La primavera è senza dubbio il periodo ideale: aprile porta le campane di campo e le violettee dei papaveri, mentre le temperature sono miti e le giornate si allungano. Le prime piogge di maggio arrivano già più tardi, quindi è possibile godere di una natura ancora fresca senza correre il rischio di sentieri troppo scivolosi.
Per arrivare, il treno da Bologna a Chianciano Terme è comodo, con un cambio a Firenze; la tratta dura circa due ore e mezza. Da Chianciano, un autobus regionale porta alla frazione di San Quirico, dove inizia il percorso. L’autostop è quasi impossibile in questa zona, quindi il noleggio di una bicicletta elettrica per gli spostamenti brevi è la scelta più ecologica.
Il budget si colloca nella fascia medio: spese per il treno intorno a trenta euro andata e ritorno, alloggio in agriturismo con colazione inclusa a circa cinquanta euro a notte, e pasti nei piccoli ristoranti locali per venti euro al giorno.

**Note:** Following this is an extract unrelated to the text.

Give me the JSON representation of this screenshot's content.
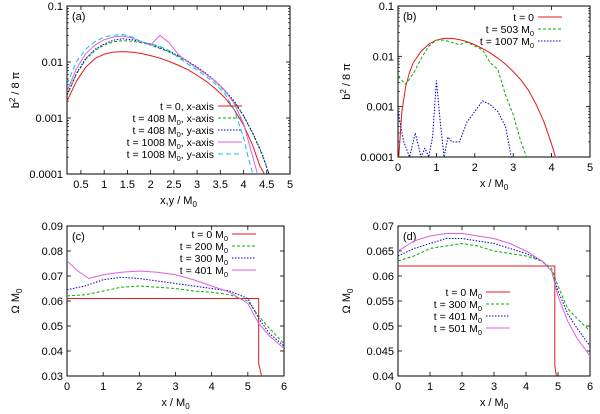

Chi preferisce zaino in spalla e dormire in rifugi può scendere a una cifra più economica, ma i rifugi spesso chiedono una quota minima per la manutenzione dei sentieri.
Il trekking richiede tre giorni se si vuole assaporare le colline, visitare Pienza, Montalcino e le famose terme di Bagno Vignoni, e tornare al punto di partenza con calma. Un itinerario più rapido, di due giorni, è possibile ma si rischia di perdere la luce dorata del tramonto sui cipressi.
Un aspetto negativo che si incontra è la segnaletica poco chiara in alcuni tratti fuori dalle zone più turistiche; è facile perdersi se si segue solo le mappe digitali, perché la copertura cellulare è intermittente. Portare sempre una mappa cartacea e una bussola può fare la differenza.
Da non perdere: il sentiero che costeggia le vigne di Brunello, dove i filari si aprono a piccoli radure fiorite; il profumo del rosmarino al tramonto è un vero regalo. Da evitare: i sentieri che attraversano le zone di pascolo intensivo, dove il terreno è spesso compattato e la fauna selvatica è meno presente.
Un consiglio fuori dalle guide è quello di portare con sé una piccola confezione di semi di papavero locale, da spargere delicatamente lungo il percorso al ritorno; così lo stesso sentiero potrà fiorire di nuovo per i prossimi escursionisti, chiudendo il cerchio del rispetto ambientale.